Eppure, con la stagione dei raccolti alle porte e con l’emergenza sanitaria ancora in corso, la Regione Lazio ha disposto di destinare risorse specifiche proprio per aiutare i braccianti agricoli (l’avviso è pubblicato qui e le domande da parte delle aziende potranno essere inoltrate dal 19 maggio esclusivamente in modalità telematica). Nell’ambito della sperimentazione già avviata nella provincia di Latina, sono previste delle misure di contrasto al caporalato per tutelare i lavoratori e che supportano le aziende nei provvedimenti di contenimento al Covid-19. Con 500 mila euro del Fondo Sociale Europeo, la misura propone incentivi all’assunzione dei braccianti, stabilendo per le singole aziende agricole un contributo di 2.500 euro per ogni contratto stabile fino a un massimo di assunzioni o stabilizzazioni coperti da 12.500 euro. Inoltre, per tutelare la salute dei braccianti, è prevista l’erogazione di un incentivo di 7.500 euro per l’attivazione o l’adeguamento di sistemi di trasporto in linea con le regole contro la diffusione del Coronavirus. Queste misure si vanno a aggiungere a quelle già in vigore, quali l’app FairLabor, applicazione dedicata all’incontro trasparente tra la domanda e l’offerta di lavoro in agricoltura, e il trasporto pubblico sulla rete Cotral per i braccianti con regolare contratto di lavoro.
Questo provvedimento, inoltre, va nella direzione di un completamento e di una estensione di quanto già previsto dal Governo con il cosiddetto “D.L. Rilancio” (ma non ancora uscito in Gazzetta Ufficiale, ndr, noi ne abbiamo parlato qui e qui) per l’emersione del lavoro irregolare a partire dall’agricoltura (qui anche un documento presentato alla Camera in questi giorni, “Il settore agricolo e della pesca di fronte all’emergenza COVID-19”).

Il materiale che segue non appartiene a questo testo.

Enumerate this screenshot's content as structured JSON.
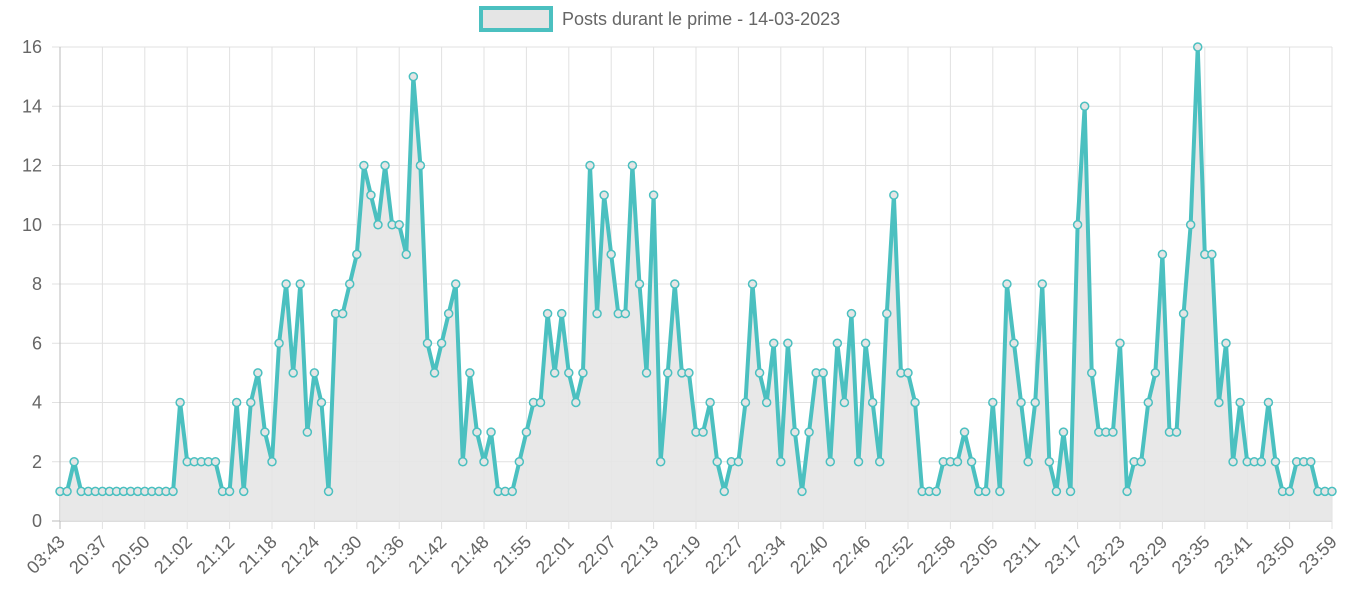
{
  "chart_data": {
    "type": "line",
    "legend": "top",
    "grid": true,
    "ylim": [
      0,
      16
    ],
    "yticks": [
      0,
      2,
      4,
      6,
      8,
      10,
      12,
      14,
      16
    ],
    "categories": [
      "03:43",
      null,
      null,
      null,
      null,
      null,
      "20:37",
      null,
      null,
      null,
      null,
      null,
      "20:50",
      null,
      null,
      null,
      null,
      null,
      "21:02",
      null,
      null,
      null,
      null,
      null,
      "21:12",
      null,
      null,
      null,
      null,
      null,
      "21:18",
      null,
      null,
      null,
      null,
      null,
      "21:24",
      null,
      null,
      null,
      null,
      null,
      "21:30",
      null,
      null,
      null,
      null,
      null,
      "21:36",
      null,
      null,
      null,
      null,
      null,
      "21:42",
      null,
      null,
      null,
      null,
      null,
      "21:48",
      null,
      null,
      null,
      null,
      null,
      "21:55",
      null,
      null,
      null,
      null,
      null,
      "22:01",
      null,
      null,
      null,
      null,
      null,
      "22:07",
      null,
      null,
      null,
      null,
      null,
      "22:13",
      null,
      null,
      null,
      null,
      null,
      "22:19",
      null,
      null,
      null,
      null,
      null,
      "22:27",
      null,
      null,
      null,
      null,
      null,
      "22:34",
      null,
      null,
      null,
      null,
      null,
      "22:40",
      null,
      null,
      null,
      null,
      null,
      "22:46",
      null,
      null,
      null,
      null,
      null,
      "22:52",
      null,
      null,
      null,
      null,
      null,
      "22:58",
      null,
      null,
      null,
      null,
      null,
      "23:05",
      null,
      null,
      null,
      null,
      null,
      "23:11",
      null,
      null,
      null,
      null,
      null,
      "23:17",
      null,
      null,
      null,
      null,
      null,
      "23:23",
      null,
      null,
      null,
      null,
      null,
      "23:29",
      null,
      null,
      null,
      null,
      null,
      "23:35",
      null,
      null,
      null,
      null,
      null,
      "23:41",
      null,
      null,
      null,
      null,
      null,
      "23:50",
      null,
      null,
      null,
      null,
      null,
      "23:59"
    ],
    "series": [
      {
        "name": "Posts durant le prime - 14-03-2023",
        "color": "#4bc0c0",
        "fill": "#e5e5e5",
        "values": [
          1,
          1,
          2,
          1,
          1,
          1,
          1,
          1,
          1,
          1,
          1,
          1,
          1,
          1,
          1,
          1,
          1,
          4,
          2,
          2,
          2,
          2,
          2,
          1,
          1,
          4,
          1,
          4,
          5,
          3,
          2,
          6,
          8,
          5,
          8,
          3,
          5,
          4,
          1,
          7,
          7,
          8,
          9,
          12,
          11,
          10,
          12,
          10,
          10,
          9,
          15,
          12,
          6,
          5,
          6,
          7,
          8,
          2,
          5,
          3,
          2,
          3,
          1,
          1,
          1,
          2,
          3,
          4,
          4,
          7,
          5,
          7,
          5,
          4,
          5,
          12,
          7,
          11,
          9,
          7,
          7,
          12,
          8,
          5,
          11,
          2,
          5,
          8,
          5,
          5,
          3,
          3,
          4,
          2,
          1,
          2,
          2,
          4,
          8,
          5,
          4,
          6,
          2,
          6,
          3,
          1,
          3,
          5,
          5,
          2,
          6,
          4,
          7,
          2,
          6,
          4,
          2,
          7,
          11,
          5,
          5,
          4,
          1,
          1,
          1,
          2,
          2,
          2,
          3,
          2,
          1,
          1,
          4,
          1,
          8,
          6,
          4,
          2,
          4,
          8,
          2,
          1,
          3,
          1,
          10,
          14,
          5,
          3,
          3,
          3,
          6,
          1,
          2,
          2,
          4,
          5,
          9,
          3,
          3,
          7,
          10,
          16,
          9,
          9,
          4,
          6,
          2,
          4,
          2,
          2,
          2,
          4,
          2,
          1,
          1,
          2,
          2,
          2,
          1,
          1,
          1
        ]
      }
    ]
  }
}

Quindi alcune misure ci sarebbero già. E anche i finanziamenti. Come mai allora ancora oggi dobbiamo assistere a violenze così assurde? I dati parlano chiaro e la situazione è grave. Secondo la Flai Cgil, sono circa 430 mila i braccianti in Italia reclutati mediante caporale e sfruttati, di cui 132 mila in condizioni paraschiavistiche. E più di 300 mila lavoratori agricoli, ovvero quasi il 30% del totale, lavora meno di 50 giornate l’anno.
Certo è che il caporalato coinvolge anche altri settori, a partire dall’edilizia.
E nella vicenda di questo giovane bracciante straniero le implicazioni vanno ben oltre il problema del “caporalato” in sé. Ci parla anche di diritti fondamentali che vengono sistematicamente ignorati e violati nel mondo del lavoro, anche a prescindere dalla provenienza nazionale. Ci parla del fatto che una “regolarizzazione” come quella che è stata concepita e proposta, come è già spesso accaduto, va solo a “tamponare” di poco il problema. E ci dice che non sarà certo questa regolarizzazione a sconfiggere il mostro del caporalato. Gli invisibili sono tanti, e molti di loro, purtroppo resteranno tali. Amara verità.